Paul J Utz MD Stanford University

Dr. Paul Utz, Stanford University associate professor of medicine, is an expert in the study of human and murine autoantibodies and autoantigens, among other areas of immunology and rheumatology.

As the world’s population gets older, so must its medicine, according to Varma.

“The population is aging and chronic, complex diseases are on the rise,” she said. “The blockbuster drugs are ineffective 30 to 70 percent of the time and part of the reason is when pharmaceutical companies make drugs it’s hit-and-miss. They take these complex compounds, try them on people, determine it works to some degree and everyone gets the drugs.

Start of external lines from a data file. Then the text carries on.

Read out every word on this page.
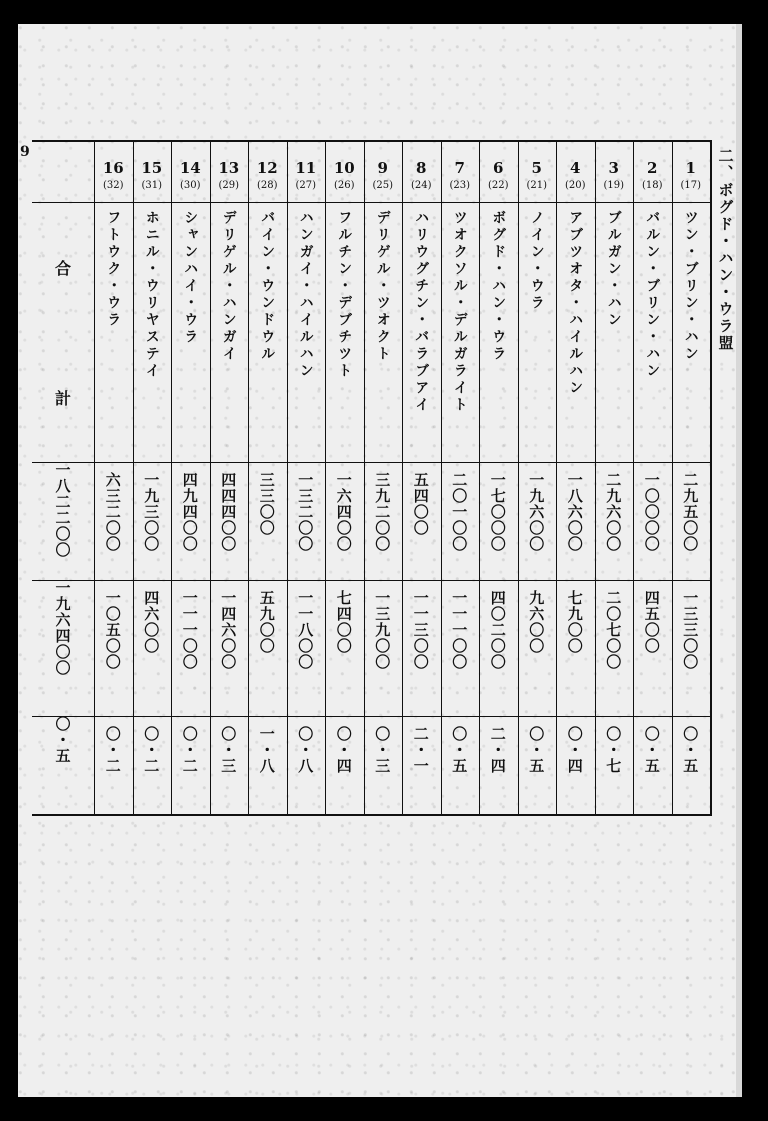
9	二、ボグド・ハン・ウラ盟
1
(17)
ツン・ブリン・ハン
二九五〇〇
一三三〇〇
〇・五
2
(18)
バルン・ブリン・ハン
一〇〇〇〇
四五〇〇
〇・五
3
(19)
ブルガン・ハン
二九六〇〇
二〇七〇〇
〇・七
4
(20)
アブツオタ・ハイルハン
一八六〇〇
七九〇〇
〇・四
5
(21)
ノイン・ウラ
一九六〇〇
九六〇〇
〇・五
6
(22)
ボグド・ハン・ウラ
一七〇〇〇
四〇二〇〇
二・四
7
(23)
ツオクソル・デルガライト
二〇一〇〇
一一一〇〇
〇・五
8
(24)
ハリウグチン・バラブアイ
五四〇〇
一一三〇〇
二・一
9
(25)
デリゲル・ツオクト
三九二〇〇
一三九〇〇
〇・三
10
(26)
フルチン・デブチツト
一六四〇〇
七四〇〇
〇・四
11
(27)
ハンガイ・ハイルハン
一三二〇〇
一一八〇〇
〇・八
12
(28)
バイン・ウンドウル
三三〇〇
五九〇〇
一・八
13
(29)
デリゲル・ハンガイ
四四四〇〇
一四六〇〇
〇・三
14
(30)
シャンハイ・ウラ
四九四〇〇
一一一〇〇
〇・二
15
(31)
ホニル・ウリヤステイ
一九三〇〇
四六〇〇
〇・二
16
(32)
フトウク・ウラ
六三二〇〇
一〇五〇〇
〇・二
合
計
一八二二〇〇
一九六四〇〇
〇・五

“The bottom line is genetic compositions are different among the masses. People are now realizing that integrated targeted medicine is the answer.”

Varma said she and her team are thrilled to be part of this predicted paradigm shift, but the objective of their work is not for Intel to develop the technology for commercial and clinical purposes. Should Intel ever want go to market with a diagnostic tool deriving from the research, pending FDA clearance, the company would need to seek outside partners.

“Intel is not in that space — we’re not a life sciences company,” she said. “This is a research program and we’re taking a proof-of-concept perspective. Any commercial discussion is a long-term proposition.”

Even without plans to go to market with the research, Intel is making a significant contribution to the biometric world, according to Utz.

“Predictive medicine by a computer, driven by Intel arrays and computers powered by Intel chips …. The company has an opportunity here to transform how physicians like myself practice medicine.”